How Can You Make a Movie with US $20?

By Darcy Borrero  (El Toque) 

Cast from Temporal. Photo: Courtesy of Interviewee

HAVANA TIMES – The man smokes one cigarette after another, he joins the ashes of one with the smoke of another. He doesn’t stop talking. His name is Demian Rabilero and he was in different prisons in Santiago de Cuba for five years (he was a lawyer charged with bribery/corruption).

When he got out of jail, in 2003, he found that he didn’t have many friends left on the city’s streets and these “disappearances” led him to come up with the idea for a film: Temporal (2006). Here, he shares his recipe for making a movie with just 20 USD.

“Temporal is a debt and I am very sensitive. I got out of prison in 2003 and everybody was leaving. There were very few of us left from my generation. And while I was working at the Office of the City’s Curator, this idea was floating around in my head and I had to find a way to deal with the feeling I had when all my friends were leaving, which was very dramatic at that time. It wasn’t like now when people can come and go because they have an exit permit, back then, you left for good. It’s still tough, but not like it was in the ‘90s, that’s why I made the short movie. It was my way of resolving this inner conflict,” Demian says.

But, there was something else that needed to be resolved. There wasn’t any money, which is normal in a country where Memories of Underdevelopment continue. How do you convince four or five women, plus three men, to strip down in front of the camera and perform what you ask them to? How do you convince two men to appear in a sex scene in the opening shot? How do you convince them to smoke marihuana while you’re shooting them? How do you convince the authorities to show a movie with these characteristics?

Temporal movie poster. Director Demian Rabilero.

It would seem that Demian has no creative limits: he himself made the movie poster and put up a giant poster in the city. “I scheduled it for June 2006. This forced me to finish it and to get lots of people involved, to contribute to the movie without being paid.

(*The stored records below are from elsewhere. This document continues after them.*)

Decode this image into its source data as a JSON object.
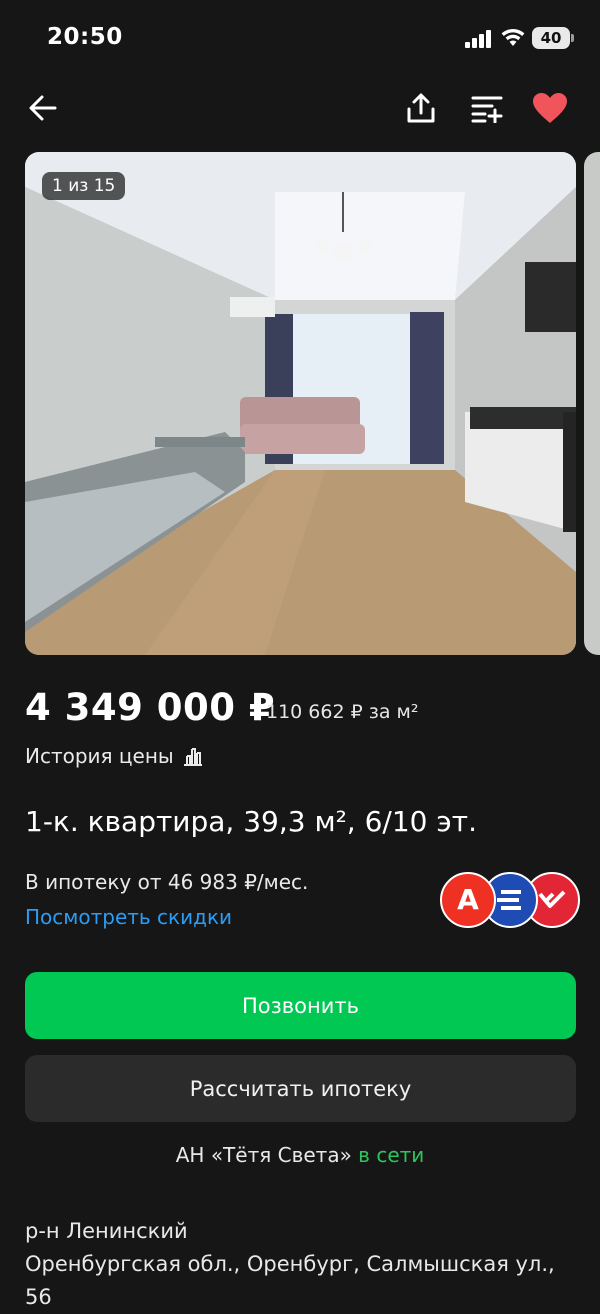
{
  "status": {
    "time": "20:50",
    "battery": "40"
  },
  "gallery": {
    "counter": "1 из 15"
  },
  "listing": {
    "price": "4 349 000 ₽",
    "price_per_m2": "110 662 ₽ за м²",
    "price_history_label": "История цены",
    "title": "1-к. квартира, 39,3 м², 6/10 эт.",
    "mortgage_text": "В ипотеку от 46 983 ₽/мес.",
    "discounts_link": "Посмотреть скидки"
  },
  "actions": {
    "call_label": "Позвонить",
    "calc_label": "Рассчитать ипотеку"
  },
  "agency": {
    "name": "АН «Тётя Света»",
    "status": "в сети"
  },
  "address": {
    "district": "р-н Ленинский",
    "line": "Оренбургская обл., Оренбург, Салмышская ул., 56"
  },
  "banks": [
    {
      "icon": "alfa-bank-logo",
      "letter": "А",
      "color": "#ef3124"
    },
    {
      "icon": "gazprom-bank-logo",
      "color": "#1e4bb4"
    },
    {
      "icon": "pochta-bank-logo",
      "color": "#e32636"
    }
  ],
  "colors": {
    "accent_green": "#00c853",
    "link_blue": "#2b9df4",
    "favorite_red": "#f2545b",
    "background": "#161616"
  }
}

We only had 20 USD,” he says between puffs and takes another drag on his cigarette.

I’m sure you’re asking yourself what he spent that money on. And you’re wrong if you think that he spent it on paying actors, or a photographer, or an editor, or maybe a sound engineer or a designer. He didn’t pay for any expertise. He spent that money on the absolute basic: food.

This man has power of persuasion and he knows it. And he cashes it on it. This is how he explains everyone did what he asked them to, in exchange for lunch and personal satisfaction.

“And censorship?”

“Everything is a question of context,” Demian clarifies. “The director of the Santiago’s Provincial Film Center at that time was Jose Antonio Estrada, a filmmaker, and he even called his advisory council and we drew up screenings for the movie. The council said that they liked it but that it wasn’t for the general public, but rather to be seen in private spaces. Estrada thanked them for their opinion and said that he, as the director, had decided to screen it.”

“But, what were they not going to let them see?”

“Beyond the nudity and some innocent political comments it makes, Temporal isn’t only about physical extermination, but also about the spiritual destruction of my generation, the pioneers who were born in the ‘70s (we aren’t even a generation because, like a poet once said, it’s the most anti-generation that ever existed).

Backstage shots of the movie Temporal. Photo: Courtesy of Interviewee

“And the disappearances, why the dreamlike take on it?

“There is a woman who likes to read my poems, her name is Branca Novoneyra, and she put it perfectly into words. “Temporal is like one of your poems,” she told me. And that’s exactly what it is, she saw it as a cinematographic poem. There are people who misinterpret it because they are trying to find logic in the movie’s narrative; but in this experimental take, I was interested in the overlap of different narratives (between documentary and fiction). And it was striking because there were some people who believed that the story was real, who believed the sex scenes were real. Plus, it was 2006 and seeing two guys going at it on screen, from the opening scene, was shocking. Now it’s normal, but in 2006 it was …

“Nevertheless, in the short movie there is an interest in portraying groups, associated with the tribal…”

“Yes, in terms of groups of friends, partners.”

“How did the group and audience react generally-speaking?”

“Many people from my generation called to tell me that they really liked the movie. Even Carlitos Barba, who saw a poor version at home, he called me… and many other people who you wouldn’t think would see this kind of movie.

Five cigarette’s worth of conversation in front of a pair of blue eyes who have seen the inside of a jail cell. Now, those eyes are roaming Santiago’s streets freely, ever so freely, that they seem to be the eyes of a tourist. A tourist who was once a former inmate who was able to make a movie with 20 USD. But now Demian, as if nothing had happened, has just got a job as the principal Specialist at Santiago de Cuba’s Image Museum. Not bad, right? If this man could make Temporal with 20 USD, what will he be able to do now?